Roques C¹, Jeanjean M², Ermosilla V², Sibaud V, Panizzutti C¹

¹Laboratory of Industrial Microbiology and Fonderephar – UFR of Pharmaceutical Sciences – 35, chemin des Maraîchers – 31062 Toulouse cedex 4 ²Pierre Fabre Research Institute – allée camille Soula, Vigoulet-Auzil- 31 322 Castanet Tolosan cedex- France

The hydroxy-pyridones (ciclopirox and ciclopiroxolamine) have an antifungal activity that is original in terms of its mode of action and its spectrum. The molecules act on various targets of the fungal cell, leading to inhibition of the growth of dermatophytes, yeasts and moulds. This growth inhibiting activity is associated with a true fungicidal action which marks one of the basic differences between the hydroxy-pyridones and the azoles. The aim of the present work was to define the fungicidal activity of ciclopiroxolamine in vitro against Malassezia species, according to the concentration. The interaction of ciclopiroxolamine with pyrithione zinc (association present in Kelual DS shampoo) was also studied.

Assays were performed according to the European Standard for Antiseptics and Disinfectants, for contact times between ciclopiroxolamine (associated or not to pyrithione Zn) and yeasts ranging from 5 to 30 minutes. The end of the contact time was validated using a filtration method. Testing strains were Malassezia restricta IP 2392.96 and Malassezia globosa IP 2387.96 which represent the main Malassezia species implicated in seborrheic dermatitis. Ciclopiroxolamine solutions were tested at 1%, 1.5% and 2%. The association of 1.5% ciclopiroxolamine with 1% pyrithione Zn was also tested in the same conditions.

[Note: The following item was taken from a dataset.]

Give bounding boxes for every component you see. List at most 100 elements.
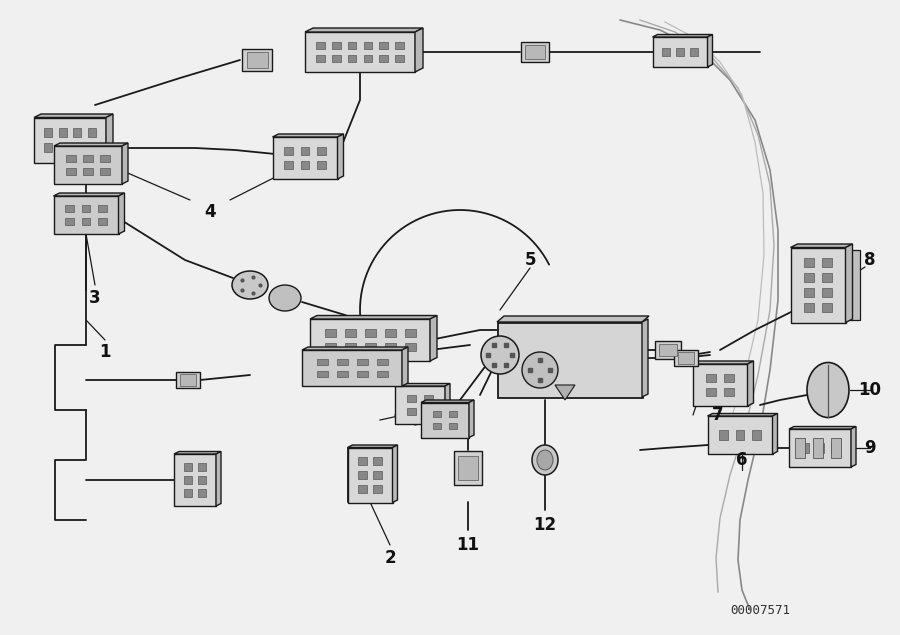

A five minute contact time with the two strains led to a rapid decrease of the inoculum ranging from 0.4 log (1% ciclopiroxolamine) to 0.7 log (2% ciclopiroxolamine). The log reduction significantly increases with the contact time. After 15 minutes of contact between ciclopiroxolamine solutions and Malassezia strains, we observed about 1 log reduction for the 1% ciclopiroxolamine solution and above 2 log for the 1.5% and 2% ciclopiroxolamine solutions. No significant difference was noted between the two tested strains. The association of 1.5% ciclopiroxolamine to 1% pyrithione Zn is characterized by an indifferent or positive interaction, especially for the short contact times. No antagonism was observed for any strains or any contact times.

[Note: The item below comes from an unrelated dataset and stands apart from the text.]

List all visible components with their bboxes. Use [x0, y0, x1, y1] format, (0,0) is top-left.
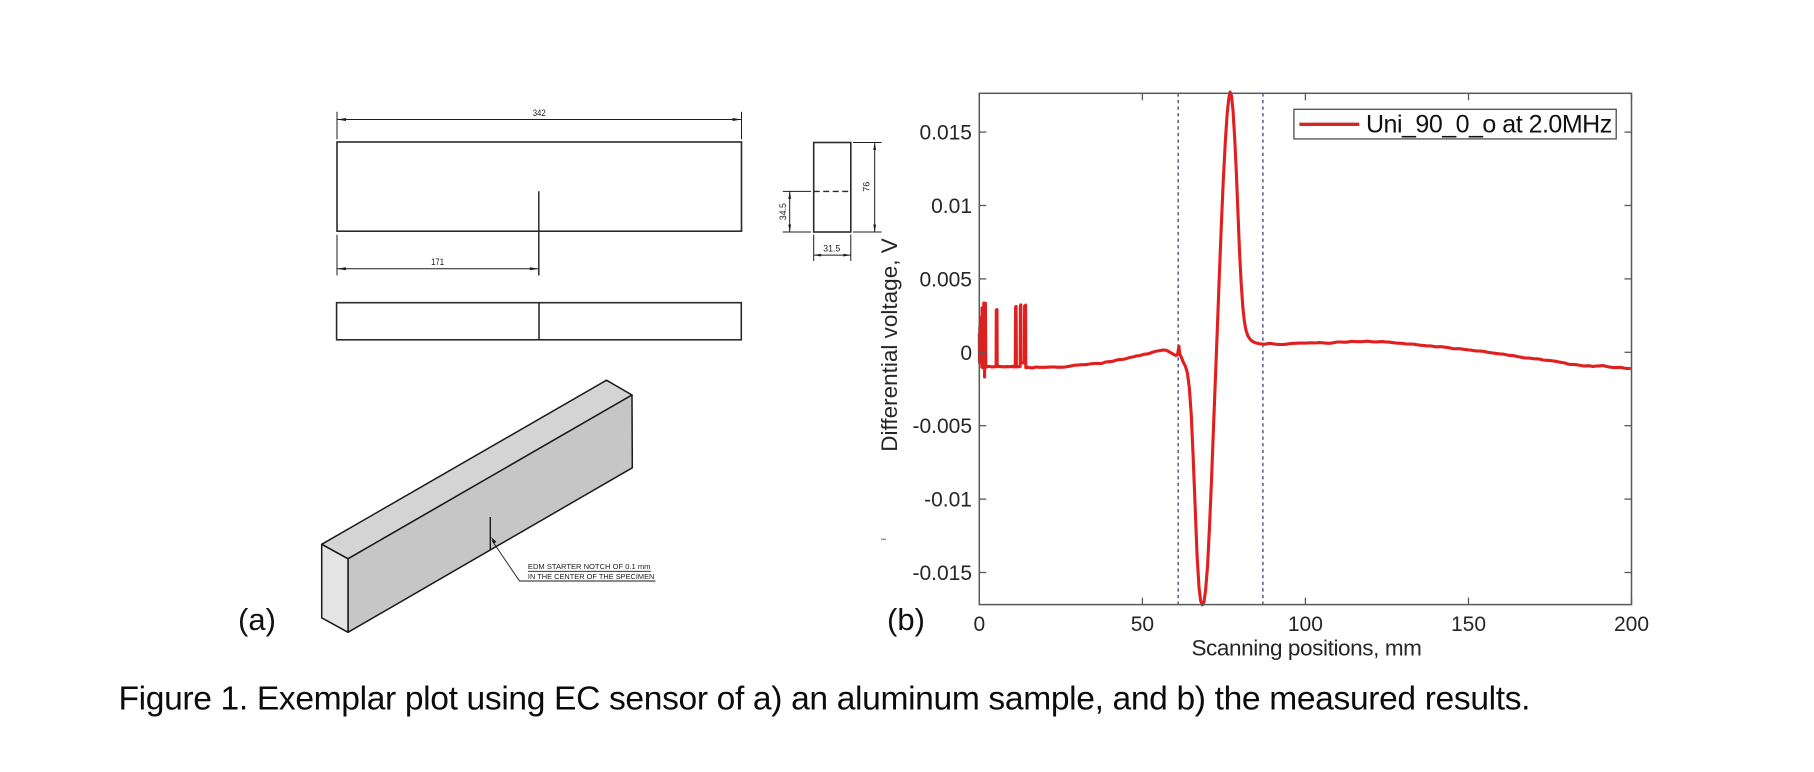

In conclusion, this study clearly demonstrates the in vitro fungicidal efficiency of ciclopiroxolamine against Malassezia species. On the other hand, we have demonstrated that the association of ciclopiroxolamine with pyrithione zinc does not present an antagonistic effect and that pyrithione zinc improves the fungicidal efficacy of ciclopiroxolamine against some Malassezia species.

These results underline the potent interest of this association in the treatment of seborrheic dermatitis.